Creating a joint budget is a key step in combining finances after marriage. There are three broad categories for a joint budget. These are save, give and spend. For each example below, we are going to say that your combined monthly income, after taxes, is $15,000.

  • SAVE: Think about how much of that $15,000 you’ll save towards your 2-3 common goals. 
    • If you’re both worried about retirement, you can decide how much each of you will contribute to your 401(k).
    • You may also have some short-term goals, such as saving for a trip to Europe next year, or for your electric car purchase 3 years from now. It’s important that you know how much you need to save so that you can achieve these goals.
    • For this example, let’s assume you’ll save 30% of your combined monthly income – $4,500/mo
  • GIVE: How much are you going to donate to charity or church? 
    • The average American donates around 3% of their income. You may both want to contribute more if you are in a strong financial position and your only debt is a mortgage. For this example, let’s assume that you are going to donate $1,500 per month.
  • SPEND: You’re left with $9,000 to spend. 
    • This may be spent on rent/mortgage, groceries, household expenses, entertainment, etc.  Make sure you take the time to think about all of your monthly expenses to ensure that you have enough money left to cover everything.
  • STEP #3: Create New Joint Bank Accounts.

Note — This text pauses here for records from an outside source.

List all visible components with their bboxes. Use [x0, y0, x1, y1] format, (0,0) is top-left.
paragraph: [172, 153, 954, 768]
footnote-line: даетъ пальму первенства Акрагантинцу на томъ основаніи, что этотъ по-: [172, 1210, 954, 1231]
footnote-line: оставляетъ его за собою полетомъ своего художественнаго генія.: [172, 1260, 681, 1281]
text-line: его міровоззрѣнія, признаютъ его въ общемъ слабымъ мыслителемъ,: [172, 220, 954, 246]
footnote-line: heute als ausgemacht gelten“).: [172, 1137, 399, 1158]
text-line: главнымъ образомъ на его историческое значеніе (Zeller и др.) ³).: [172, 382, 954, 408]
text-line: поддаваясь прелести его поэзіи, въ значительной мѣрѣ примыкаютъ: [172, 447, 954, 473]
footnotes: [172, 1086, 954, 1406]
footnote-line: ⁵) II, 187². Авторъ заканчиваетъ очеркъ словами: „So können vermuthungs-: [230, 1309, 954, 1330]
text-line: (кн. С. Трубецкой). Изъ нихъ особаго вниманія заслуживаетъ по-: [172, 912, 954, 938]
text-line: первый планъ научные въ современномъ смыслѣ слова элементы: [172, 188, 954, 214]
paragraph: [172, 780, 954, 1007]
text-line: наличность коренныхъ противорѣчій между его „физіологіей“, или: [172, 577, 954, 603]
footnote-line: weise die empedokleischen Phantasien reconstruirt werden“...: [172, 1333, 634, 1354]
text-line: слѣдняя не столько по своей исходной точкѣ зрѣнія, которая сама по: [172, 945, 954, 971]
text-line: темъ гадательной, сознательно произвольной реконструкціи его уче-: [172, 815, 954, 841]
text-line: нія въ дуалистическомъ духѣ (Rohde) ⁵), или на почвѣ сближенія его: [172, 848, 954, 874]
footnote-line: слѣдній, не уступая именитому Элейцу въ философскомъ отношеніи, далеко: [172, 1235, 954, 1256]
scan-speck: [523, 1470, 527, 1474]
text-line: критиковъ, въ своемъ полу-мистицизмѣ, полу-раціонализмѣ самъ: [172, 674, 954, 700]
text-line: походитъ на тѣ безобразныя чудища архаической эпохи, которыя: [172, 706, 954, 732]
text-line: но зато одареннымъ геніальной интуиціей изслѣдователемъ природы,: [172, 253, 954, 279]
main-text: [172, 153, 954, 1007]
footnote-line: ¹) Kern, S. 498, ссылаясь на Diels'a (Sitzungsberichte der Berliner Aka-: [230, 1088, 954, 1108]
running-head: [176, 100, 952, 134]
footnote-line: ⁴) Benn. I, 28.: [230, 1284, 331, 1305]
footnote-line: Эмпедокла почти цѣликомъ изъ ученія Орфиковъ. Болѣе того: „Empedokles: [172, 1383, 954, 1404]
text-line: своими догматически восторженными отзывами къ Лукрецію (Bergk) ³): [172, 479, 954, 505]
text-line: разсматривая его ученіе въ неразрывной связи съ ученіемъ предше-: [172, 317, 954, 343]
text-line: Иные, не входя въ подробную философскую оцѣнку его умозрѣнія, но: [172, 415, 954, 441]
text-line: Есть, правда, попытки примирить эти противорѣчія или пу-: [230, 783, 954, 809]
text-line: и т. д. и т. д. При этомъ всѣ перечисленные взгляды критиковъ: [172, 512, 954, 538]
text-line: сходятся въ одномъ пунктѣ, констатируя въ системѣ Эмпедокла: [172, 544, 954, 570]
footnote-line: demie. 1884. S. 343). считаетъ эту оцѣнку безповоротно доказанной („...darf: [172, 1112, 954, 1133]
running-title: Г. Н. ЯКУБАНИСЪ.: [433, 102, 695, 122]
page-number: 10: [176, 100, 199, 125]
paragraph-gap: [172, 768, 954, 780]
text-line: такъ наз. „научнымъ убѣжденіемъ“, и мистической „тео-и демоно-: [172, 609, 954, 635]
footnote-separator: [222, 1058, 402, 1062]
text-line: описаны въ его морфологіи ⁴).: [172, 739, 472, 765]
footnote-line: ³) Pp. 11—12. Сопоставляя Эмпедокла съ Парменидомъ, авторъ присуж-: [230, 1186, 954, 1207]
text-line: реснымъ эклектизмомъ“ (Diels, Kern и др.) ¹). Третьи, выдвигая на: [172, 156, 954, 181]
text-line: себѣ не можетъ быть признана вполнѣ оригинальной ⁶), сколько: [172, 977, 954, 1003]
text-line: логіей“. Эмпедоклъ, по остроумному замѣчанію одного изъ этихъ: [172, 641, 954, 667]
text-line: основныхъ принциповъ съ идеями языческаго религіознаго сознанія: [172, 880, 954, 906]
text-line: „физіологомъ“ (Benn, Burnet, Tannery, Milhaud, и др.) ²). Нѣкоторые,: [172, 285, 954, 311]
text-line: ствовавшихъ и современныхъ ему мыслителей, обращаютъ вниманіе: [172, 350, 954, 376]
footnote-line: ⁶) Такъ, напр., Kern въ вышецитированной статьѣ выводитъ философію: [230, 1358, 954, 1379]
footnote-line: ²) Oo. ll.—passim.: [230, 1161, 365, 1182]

While you don’t have to, creating a joint bank account can make it easier to combine finances after marriage. Your salaries will go to your new joint checking, and all household expenses will come out of your new joint checking. You will also want to create a new joint savings account that will house all of your joint short and long-term goals such as saving for a vacation home, or a trip to Paris.

If you don’t create a new joint checking, you can divvy up who’s going to pay for what, which is fine too. However, we think it’s much easier to manage if you use a new joint checking.

Automate everything that you can. By setting automations and forgetting about it, you are going to be less stressed and feel much more confident that your goals are being funded. Some things that you may want to automate are: 

  • 401(k) contributions every paycheck
  • Different buckets in your savings account such as $XXX/mo towards an emergency fund, $XXX/mo towards a vacation, $XXX/mo towards a down payment for a bigger house; 

If you budgeted for your child’s college savings, you can consider opening a 529 and automating a monthly contribution.